The student association, which provides information and resources about careers in law, designed the event to honor the legacy of Thurgood Marshall, the first African American Supreme Court justice. Intended to become an annual event, the Marshall Lectures will highlight people who have used their legal education to generate positive social change and bring about justice through public-interest advocacy.
Sullivan, a clinical professor of law at Harvard Law School and director of the Harvard Criminal Justice Institute, will discuss issues related to racial bias and criminal prosecution.
As a visiting attorney for the Law Society of Kenya in Nairobi in 1994-95, Sullivan sat on a committee charged with drafting a new Kenyan constitution. He is a former staff attorney, general counsel and director of the Public Defender Service in Washington, D.C., and has testified before the U.S. Senate, the U.S. House of Representatives and the Council of the District of Columbia on a range of criminal law issues.

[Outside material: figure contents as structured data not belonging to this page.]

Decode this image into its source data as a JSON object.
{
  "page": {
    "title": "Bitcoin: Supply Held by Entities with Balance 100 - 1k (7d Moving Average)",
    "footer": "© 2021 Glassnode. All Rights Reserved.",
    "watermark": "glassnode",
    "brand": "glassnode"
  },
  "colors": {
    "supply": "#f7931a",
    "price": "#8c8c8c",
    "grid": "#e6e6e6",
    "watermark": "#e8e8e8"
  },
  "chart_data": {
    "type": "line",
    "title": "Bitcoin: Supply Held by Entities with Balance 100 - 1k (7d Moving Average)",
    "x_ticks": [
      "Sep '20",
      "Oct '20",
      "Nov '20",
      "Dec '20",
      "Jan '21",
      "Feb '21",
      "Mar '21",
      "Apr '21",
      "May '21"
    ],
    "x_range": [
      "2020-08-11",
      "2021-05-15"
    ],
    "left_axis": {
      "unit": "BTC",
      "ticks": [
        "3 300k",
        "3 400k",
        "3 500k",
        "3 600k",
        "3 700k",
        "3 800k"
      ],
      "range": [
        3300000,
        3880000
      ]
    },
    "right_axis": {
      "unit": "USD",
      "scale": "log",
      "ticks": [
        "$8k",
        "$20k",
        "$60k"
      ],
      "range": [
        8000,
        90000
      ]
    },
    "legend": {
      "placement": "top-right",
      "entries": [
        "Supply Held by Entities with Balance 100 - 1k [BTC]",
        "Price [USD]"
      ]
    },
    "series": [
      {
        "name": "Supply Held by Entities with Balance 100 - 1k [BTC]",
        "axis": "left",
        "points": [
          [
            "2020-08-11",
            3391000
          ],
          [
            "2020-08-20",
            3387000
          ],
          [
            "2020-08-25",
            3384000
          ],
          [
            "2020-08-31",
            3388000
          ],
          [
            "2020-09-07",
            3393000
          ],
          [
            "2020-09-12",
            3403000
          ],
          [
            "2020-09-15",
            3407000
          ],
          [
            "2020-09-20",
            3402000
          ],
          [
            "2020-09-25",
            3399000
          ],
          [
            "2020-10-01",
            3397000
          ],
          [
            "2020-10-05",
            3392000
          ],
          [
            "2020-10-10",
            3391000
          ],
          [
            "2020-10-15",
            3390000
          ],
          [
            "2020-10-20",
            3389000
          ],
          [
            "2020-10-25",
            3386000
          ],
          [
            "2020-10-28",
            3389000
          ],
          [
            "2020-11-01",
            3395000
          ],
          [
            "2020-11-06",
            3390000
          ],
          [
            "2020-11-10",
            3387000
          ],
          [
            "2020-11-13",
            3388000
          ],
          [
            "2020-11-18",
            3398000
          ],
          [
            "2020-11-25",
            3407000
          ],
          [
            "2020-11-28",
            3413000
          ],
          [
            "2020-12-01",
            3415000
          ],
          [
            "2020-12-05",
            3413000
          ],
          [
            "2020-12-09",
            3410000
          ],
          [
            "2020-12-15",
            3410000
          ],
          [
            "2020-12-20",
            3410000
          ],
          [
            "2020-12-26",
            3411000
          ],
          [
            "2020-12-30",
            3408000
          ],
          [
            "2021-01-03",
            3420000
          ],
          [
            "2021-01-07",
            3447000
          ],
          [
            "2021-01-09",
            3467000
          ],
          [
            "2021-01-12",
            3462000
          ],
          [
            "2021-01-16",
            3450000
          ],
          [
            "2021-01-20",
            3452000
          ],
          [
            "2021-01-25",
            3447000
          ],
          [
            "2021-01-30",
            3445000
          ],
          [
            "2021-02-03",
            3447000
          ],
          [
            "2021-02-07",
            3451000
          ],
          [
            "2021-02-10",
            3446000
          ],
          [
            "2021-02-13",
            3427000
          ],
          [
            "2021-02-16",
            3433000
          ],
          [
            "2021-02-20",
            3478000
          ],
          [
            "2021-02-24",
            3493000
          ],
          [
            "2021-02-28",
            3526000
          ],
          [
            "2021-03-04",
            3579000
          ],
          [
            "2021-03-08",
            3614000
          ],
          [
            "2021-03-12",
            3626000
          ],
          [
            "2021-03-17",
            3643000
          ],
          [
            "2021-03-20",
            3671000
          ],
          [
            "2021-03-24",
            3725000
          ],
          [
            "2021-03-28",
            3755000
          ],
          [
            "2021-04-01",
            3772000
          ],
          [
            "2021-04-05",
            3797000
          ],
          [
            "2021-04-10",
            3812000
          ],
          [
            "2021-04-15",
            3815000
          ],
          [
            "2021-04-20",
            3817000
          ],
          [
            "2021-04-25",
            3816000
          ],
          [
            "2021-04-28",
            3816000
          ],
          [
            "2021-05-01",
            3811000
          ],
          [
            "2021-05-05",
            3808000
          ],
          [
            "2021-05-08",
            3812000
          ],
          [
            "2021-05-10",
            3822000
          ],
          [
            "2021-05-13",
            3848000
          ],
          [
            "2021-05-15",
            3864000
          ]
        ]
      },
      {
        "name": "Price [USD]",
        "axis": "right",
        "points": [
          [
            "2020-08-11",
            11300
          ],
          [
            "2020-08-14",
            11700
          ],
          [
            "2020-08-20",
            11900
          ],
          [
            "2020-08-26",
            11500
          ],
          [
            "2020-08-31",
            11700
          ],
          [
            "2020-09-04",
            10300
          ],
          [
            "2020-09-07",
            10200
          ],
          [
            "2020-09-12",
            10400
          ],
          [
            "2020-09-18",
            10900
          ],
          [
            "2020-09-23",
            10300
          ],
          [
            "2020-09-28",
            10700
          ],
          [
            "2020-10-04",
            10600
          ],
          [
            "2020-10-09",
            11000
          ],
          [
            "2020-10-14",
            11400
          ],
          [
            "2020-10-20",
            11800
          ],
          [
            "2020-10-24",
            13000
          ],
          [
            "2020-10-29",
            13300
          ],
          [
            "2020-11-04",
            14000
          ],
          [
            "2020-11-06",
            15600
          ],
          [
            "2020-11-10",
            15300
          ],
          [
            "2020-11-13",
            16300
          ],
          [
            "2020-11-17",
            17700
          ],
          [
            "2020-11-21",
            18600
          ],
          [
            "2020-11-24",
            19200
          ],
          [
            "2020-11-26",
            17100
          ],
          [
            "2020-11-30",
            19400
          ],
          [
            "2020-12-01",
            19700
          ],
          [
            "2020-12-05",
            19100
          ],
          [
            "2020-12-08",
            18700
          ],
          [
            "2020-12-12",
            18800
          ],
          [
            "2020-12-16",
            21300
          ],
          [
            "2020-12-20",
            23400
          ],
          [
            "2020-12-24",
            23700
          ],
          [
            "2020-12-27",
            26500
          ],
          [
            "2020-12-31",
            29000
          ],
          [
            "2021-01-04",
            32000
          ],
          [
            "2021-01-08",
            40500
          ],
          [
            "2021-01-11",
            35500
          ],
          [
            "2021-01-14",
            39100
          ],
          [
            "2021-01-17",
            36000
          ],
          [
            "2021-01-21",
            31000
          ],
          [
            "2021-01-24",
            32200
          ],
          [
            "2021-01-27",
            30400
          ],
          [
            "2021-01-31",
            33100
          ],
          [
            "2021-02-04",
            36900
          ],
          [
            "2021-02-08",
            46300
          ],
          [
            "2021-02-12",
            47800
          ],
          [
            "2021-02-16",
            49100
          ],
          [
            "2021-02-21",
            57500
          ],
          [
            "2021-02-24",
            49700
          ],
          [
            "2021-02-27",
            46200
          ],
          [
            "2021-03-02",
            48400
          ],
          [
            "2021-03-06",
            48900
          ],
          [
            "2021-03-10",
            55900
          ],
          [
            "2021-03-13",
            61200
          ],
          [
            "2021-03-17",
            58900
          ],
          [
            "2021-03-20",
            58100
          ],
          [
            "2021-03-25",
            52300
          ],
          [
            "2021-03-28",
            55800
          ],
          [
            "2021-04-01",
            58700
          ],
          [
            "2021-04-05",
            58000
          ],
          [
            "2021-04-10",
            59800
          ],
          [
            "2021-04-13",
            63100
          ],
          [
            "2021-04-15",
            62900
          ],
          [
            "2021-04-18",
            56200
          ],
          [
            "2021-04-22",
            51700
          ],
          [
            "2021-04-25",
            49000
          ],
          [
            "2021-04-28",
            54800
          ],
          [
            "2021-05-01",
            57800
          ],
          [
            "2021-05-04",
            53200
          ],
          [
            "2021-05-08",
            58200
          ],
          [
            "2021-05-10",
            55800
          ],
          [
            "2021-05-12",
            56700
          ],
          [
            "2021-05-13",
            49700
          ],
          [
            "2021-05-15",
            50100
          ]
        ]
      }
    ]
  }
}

Sullivan's teaching focuses on areas such as criminal law, criminal procedure, legal ethics and race theory. He joined the Harvard Law School faculty in 2007 after three years at Yale Law School, where he founded the Samuel and Anna Jacobs Criminal Justice Clinic, helped found the Jamestown Project -- a think tank devoted to diverse ideas for enriching American democracy -- and won the law school's award for outstanding teaching in 2005.
The lecture is co-sponsored by Rockefeller College, the Program in Law and Public Affairs, the Woodrow Wilson School of Public and International Affairs, the Center for African American Studies, the Undergraduate Student Government Projects Board, the Office of the Dean of Undergraduate Students and the Fields Center.